Labour will have a better year - Starmer will remain PM.
At the end of 2024, people were angry with Labour. The free gear scandal, a series of bizarre speeches promising things would get worse. I confidently predicted that 2025 would be a better year.
What did we get in 2025? Constant missteps, a frontbench mired in various property scandals and u-turn after u-turn after u-turn.
But at the heart of it I think they are broadly making the right choices, and getting the right results. For whatever reason they’re just keeping it a secret.
The most frustrating example of their failure to communicate: after my local train service was nationalised I noticed an almost immediate improvement in performance. I figured it must just be a coincidence, the government hadn’t changed anything.
But I was wrong - it turns out within months of nationalisation: they’ve modernised the fleet and invested more than £600 million on infrastructure, materially reducing delays, especially at peak times. And yet they just didn’t tell anyone?
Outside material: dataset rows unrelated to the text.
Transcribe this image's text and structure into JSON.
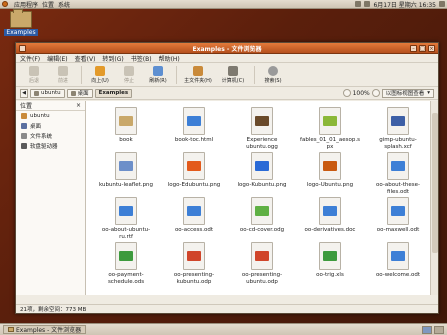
{
  "top_panel": {
    "menus": [
      "应用程序",
      "位置",
      "系统"
    ],
    "clock": "6月17日 星期六 16:35"
  },
  "desktop": {
    "icon_label": "Examples"
  },
  "window": {
    "title": "Examples - 文件浏览器",
    "menus": [
      "文件(F)",
      "编辑(E)",
      "查看(V)",
      "转到(G)",
      "书签(B)",
      "帮助(H)"
    ],
    "toolbar": {
      "back": "后退",
      "forward": "前进",
      "up": "向上(U)",
      "stop": "停止",
      "reload": "刷新(R)",
      "home": "主文件夹(H)",
      "computer": "计算机(C)",
      "search": "搜索(S)"
    },
    "location": {
      "crumbs": [
        "ubuntu",
        "桌面",
        "Examples"
      ],
      "zoom": "100%",
      "view": "以图标视图查看"
    },
    "sidebar": {
      "title": "位置",
      "items": [
        "ubuntu",
        "桌面",
        "文件系统",
        "软盘驱动器"
      ]
    },
    "files": [
      {
        "name": "book",
        "icon": "folder-icon",
        "color": "#c9a86a"
      },
      {
        "name": "book-toc.html",
        "icon": "html-icon",
        "color": "#3d7fd6"
      },
      {
        "name": "Experience ubuntu.ogg",
        "icon": "video-thumbnail-icon",
        "color": "#6a4a2a"
      },
      {
        "name": "fables_01_01_aesop.spx",
        "icon": "audio-icon",
        "color": "#8bb838"
      },
      {
        "name": "gimp-ubuntu-splash.xcf",
        "icon": "image-icon",
        "color": "#3d5fa6"
      },
      {
        "name": "",
        "icon": "",
        "color": ""
      },
      {
        "name": "kubuntu-leaflet.png",
        "icon": "leaflet-thumbnail-icon",
        "color": "#6d8fc9"
      },
      {
        "name": "logo-Edubuntu.png",
        "icon": "edubuntu-logo-icon",
        "color": "#e35a1b"
      },
      {
        "name": "logo-Kubuntu.png",
        "icon": "kubuntu-logo-icon",
        "color": "#2a6ad6"
      },
      {
        "name": "logo-Ubuntu.png",
        "icon": "ubuntu-logo-icon",
        "color": "#c95a10"
      },
      {
        "name": "oo-about-these-files.odt",
        "icon": "document-icon",
        "color": "#3d7fd6"
      },
      {
        "name": "",
        "icon": "",
        "color": ""
      },
      {
        "name": "oo-about-ubuntu-ru.rtf",
        "icon": "document-icon",
        "color": "#3d7fd6"
      },
      {
        "name": "oo-access.odt",
        "icon": "document-icon",
        "color": "#3d7fd6"
      },
      {
        "name": "oo-cd-cover.odg",
        "icon": "drawing-icon",
        "color": "#5fb043"
      },
      {
        "name": "oo-derivatives.doc",
        "icon": "document-icon",
        "color": "#3d7fd6"
      },
      {
        "name": "oo-maxwell.odt",
        "icon": "document-icon",
        "color": "#3d7fd6"
      },
      {
        "name": "",
        "icon": "",
        "color": ""
      },
      {
        "name": "oo-payment-schedule.ods",
        "icon": "spreadsheet-icon",
        "color": "#3d9a3d"
      },
      {
        "name": "oo-presenting-kubuntu.odp",
        "icon": "presentation-icon",
        "color": "#d0452a"
      },
      {
        "name": "oo-presenting-ubuntu.odp",
        "icon": "presentation-icon",
        "color": "#d0452a"
      },
      {
        "name": "oo-trig.xls",
        "icon": "spreadsheet-icon",
        "color": "#3d9a3d"
      },
      {
        "name": "oo-welcome.odt",
        "icon": "document-icon",
        "color": "#3d7fd6"
      }
    ],
    "status": "21项，剩余空间：773 MB"
  },
  "taskbar": {
    "task_label": "Examples - 文件浏览器"
  }
}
It’s the same story across the country. NHS waiting lists are falling and hospital standards are improving. Knife crime is falling for the first time in years. It is unequivocally easier to get a GP appointment. And Britain is finally building again
Brits will start to feel changes next year. On paper, the country is actually getting better. Labour needs to show their work a little more, and I think they will next year: saving Starmer from the threats of a coup.
Net immigration will fall… maybe too much
Immigration figures are a lagging indicator: they only show you the impact of work that happened months and years prior. A policy implemented today will not have any impact on the numbers until the medium/long-term future.
And now two plus years of interventions to get immigration falling are finally starting to take effect. In the first year of Labour, net migration has fallen by 2 thirds: plummeting down to pre-Brexit levels. (“This is driven by emigration!” you cry, but emigration does include people not born in Britain returning to their home country, which is increasing).
The pressure to implement new policies continues. Shabhana Mahmood, who has been very strong and impressive, continues to implement new policies to get the numbers down.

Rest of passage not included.